An agreed amount clause is a property insurance provision in which the insurer agrees to waive the requirement for coinsurance. As a condition for activating or including an agreed value provision in a policy, insurers will require a statement of property values signed by the policyholder.

This arrangement is common for commercial and other properties.

How an Agreed Amount Clause Works

A signed statement of values or actual cash value is required for the agreed amount clause. This statement specifies the insured property's monetary value. The amount equal to the replacement cost minus depreciation at the time of the loss is referred to as the actual cash value. It is the monetary value for which the property could be sold (which is always less than what it would cost to replace it).

Actual cash value is calculated by subtracting depreciation costs from replacement costs, with depreciation determined by determining the remaining percentage of life after establishing an expected lifetime.

The value listed on the statement will serve as the foundation for determining policy coverage. The policyholder agrees on this amount in advance and cannot later contest the amount of coverage. Once the statement is approved, the insurer will suspend the coinsurance clause in the policy for the policy's one-year term.

Many types of insurance, including healthcare, property, and flood insurance, include a coinsurance clause. However, its application does not apply to all policy types.

Coinsurance in property insurance refers to the amount of coverage that an insurance company will underwrite. Typically, this is 80%, but some insurers may require 90% or 100% coverage, depending on the building's value, location, and the likelihood of a loss occurring during the policy period. Furthermore, people have a tendency to underinsure their properties or cover them only to the amount for which they are most comfortable paying the premium. As a result, insurance companies will require that a policy cover a specified percentage of the structure's value.

In general, insurance companies will waive coinsurance only in the case of minor claims. In some cases, policies may include a waiver even if the policy is totaled.
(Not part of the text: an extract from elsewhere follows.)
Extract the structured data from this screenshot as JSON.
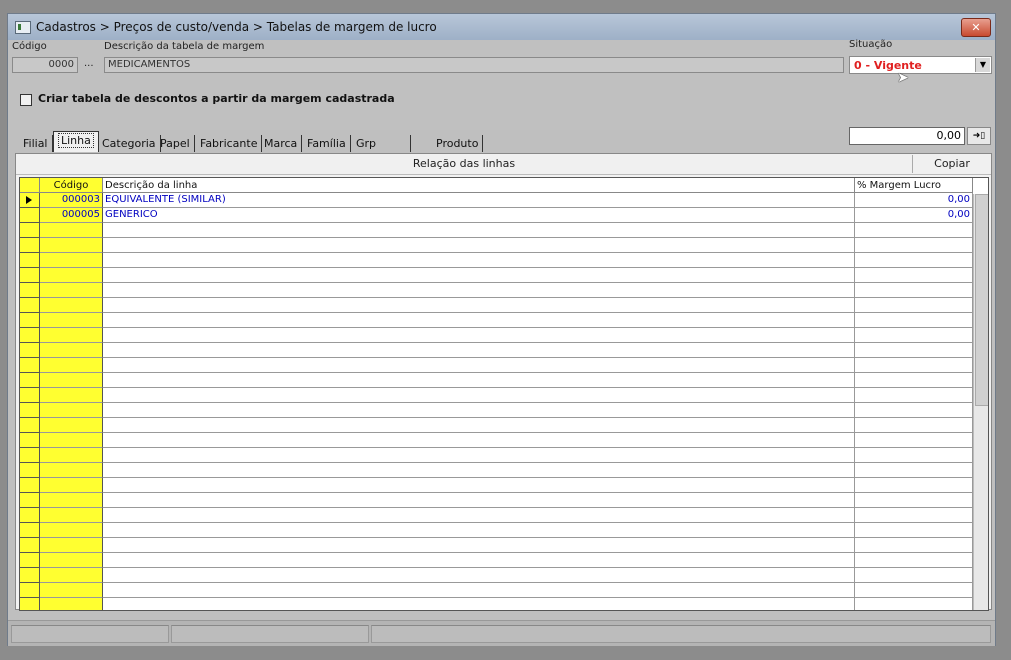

Policies that postpone the coinsurance clause, on the other hand, will cost more.

Because co-insurance policies require policyholders to pay deductibles before the insurer will bear any costs, policyholders bear more costs at the outset. If a loss occurs, the insurer will assess the property based on the agreed-upon value under the agreed-upon amount clause. These clauses are especially useful in the event of total property loss. In addition, if the policyholder wishes to renew the agreed amount clause, they must submit an updated statement of value before the policy expiration date.
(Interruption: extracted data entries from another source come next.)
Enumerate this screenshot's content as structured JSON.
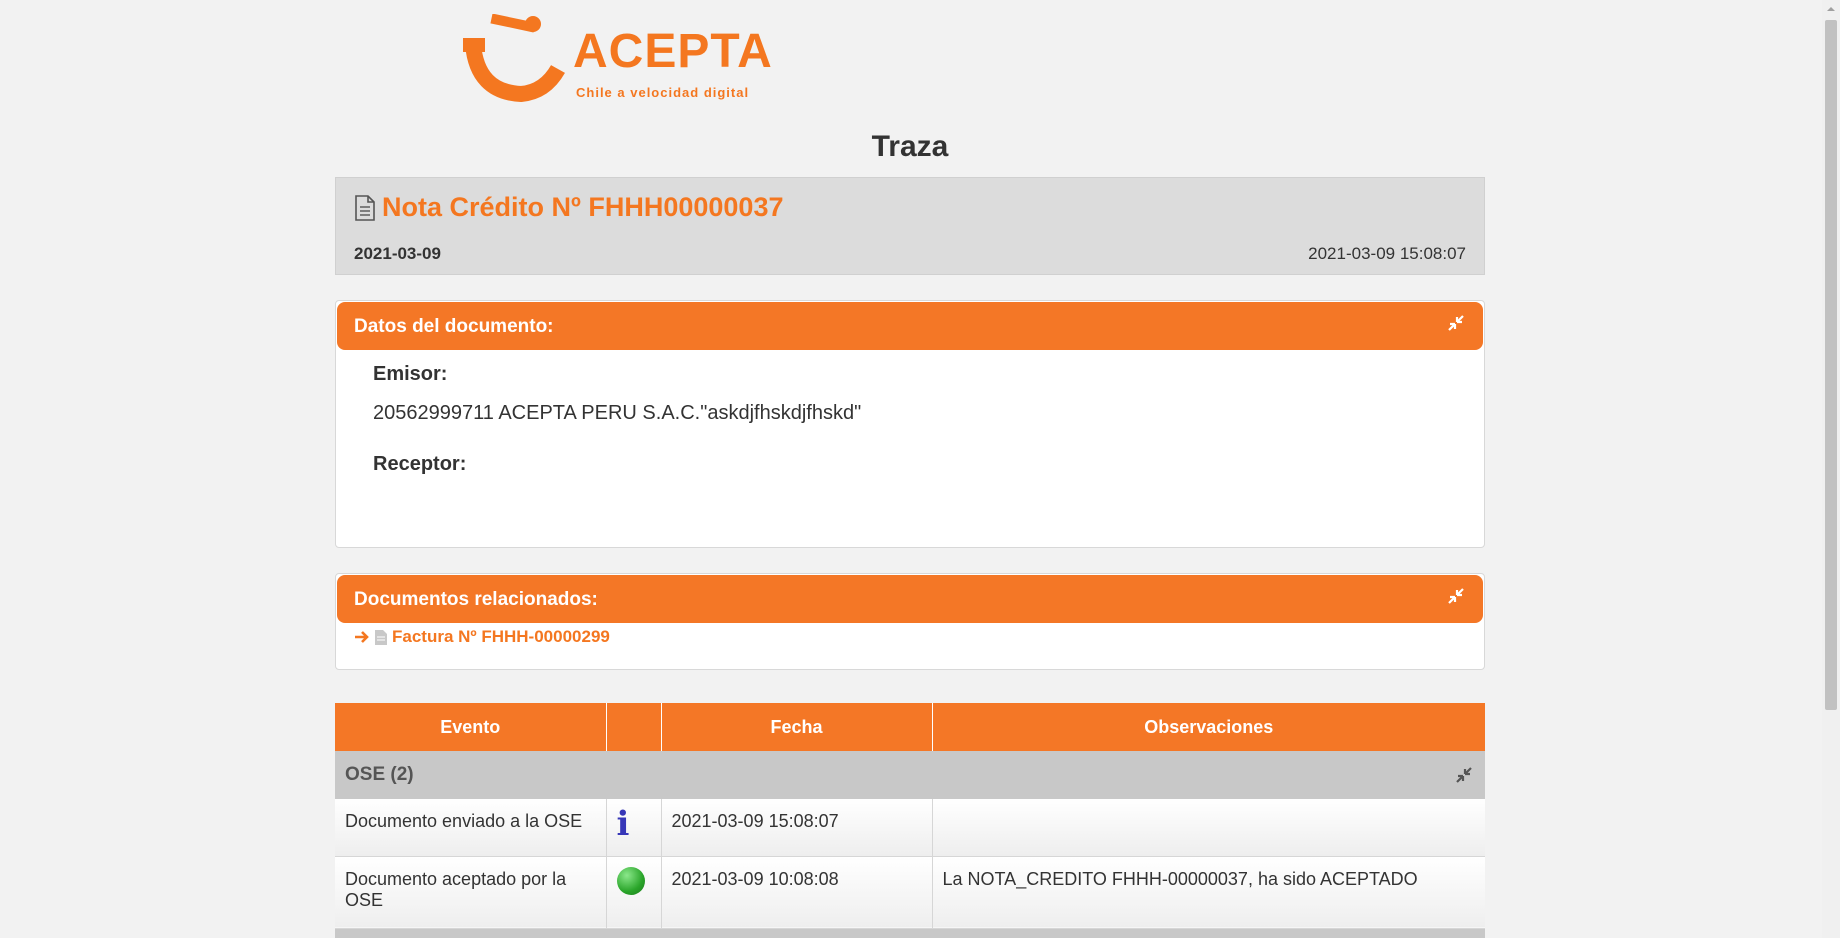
{
  "logo": {
    "brand": "ACEPTA",
    "tagline": "Chile a velocidad digital"
  },
  "page": {
    "title": "Traza"
  },
  "document": {
    "title": "Nota Crédito Nº FHHH00000037",
    "date": "2021-03-09",
    "datetime": "2021-03-09 15:08:07"
  },
  "datos": {
    "header": "Datos del documento:",
    "emisor_label": "Emisor:",
    "emisor_value": "20562999711 ACEPTA PERU S.A.C.\"askdjfhskdjfhskd\"",
    "receptor_label": "Receptor:",
    "receptor_value": ""
  },
  "relacionados": {
    "header": "Documentos relacionados:",
    "items": [
      {
        "label": "Factura Nº FHHH-00000299"
      }
    ]
  },
  "events_table": {
    "headers": [
      "Evento",
      "",
      "Fecha",
      "Observaciones"
    ],
    "group": "OSE (2)",
    "rows": [
      {
        "evento": "Documento enviado a la OSE",
        "icon": "info-icon",
        "fecha": "2021-03-09 15:08:07",
        "observaciones": ""
      },
      {
        "evento": "Documento aceptado por la OSE",
        "icon": "green-status-icon",
        "fecha": "2021-03-09 10:08:08",
        "observaciones": "La NOTA_CREDITO FHHH-00000037, ha sido ACEPTADO"
      }
    ]
  },
  "colors": {
    "accent": "#f47726",
    "link": "#f47720",
    "info": "#3737b8",
    "status_ok": "#2aa52a"
  }
}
It is important to note that the absence of coinsurance for this type of policy means that if coverage is insufficient to cover a loss, the policyholder is responsible for making up the difference. This can happen if a policyholder undervalues the property in the value statement.
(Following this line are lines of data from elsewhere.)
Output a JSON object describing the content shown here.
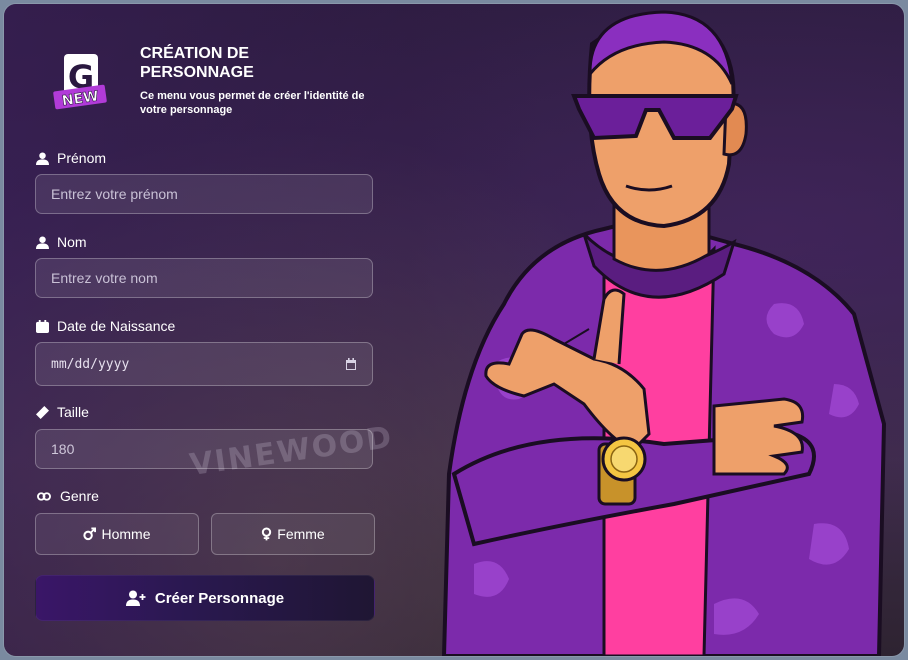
{
  "header": {
    "logo_text": "G",
    "logo_badge": "NEW",
    "title": "CRÉATION DE PERSONNAGE",
    "subtitle": "Ce menu vous permet de créer l'identité de votre personnage"
  },
  "form": {
    "firstname": {
      "label": "Prénom",
      "placeholder": "Entrez votre prénom",
      "icon": "user-icon"
    },
    "lastname": {
      "label": "Nom",
      "placeholder": "Entrez votre nom",
      "icon": "user-icon"
    },
    "birthdate": {
      "label": "Date de Naissance",
      "placeholder": "mm/dd/yyyy",
      "icon": "calendar-icon"
    },
    "height": {
      "label": "Taille",
      "value": "180",
      "icon": "ruler-icon"
    },
    "gender": {
      "label": "Genre",
      "icon": "genderless-icon",
      "options": [
        {
          "label": "Homme",
          "icon": "mars-icon"
        },
        {
          "label": "Femme",
          "icon": "venus-icon"
        }
      ]
    },
    "submit_label": "Créer Personnage"
  },
  "background": {
    "sign_text": "VINEWOOD"
  },
  "colors": {
    "accent": "#3a1668",
    "jacket": "#8a2fbf",
    "shirt": "#ff3fa0",
    "panel": "#2b1d3e"
  }
}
Example of an Agreed Amount Clause

Assume you own a building that you've insured on a replacement cost basis with a $1 million limit and a $1,000 deductible under your policy. However, according to your statement of values, the actual replacement cost of your building is $2 million.

If a windstorm damages the façade by $100,000, your insurer will compare the agreed-upon value of your building—$2 million—to your policy limit. Your insurer, however, will not cover your entire loss because you underinsured your building. Instead, your insurer will pay 75% of your losses, less the $1,000 deductible, for a total of $74,000 ((100,000 x 0.75 - 1,000).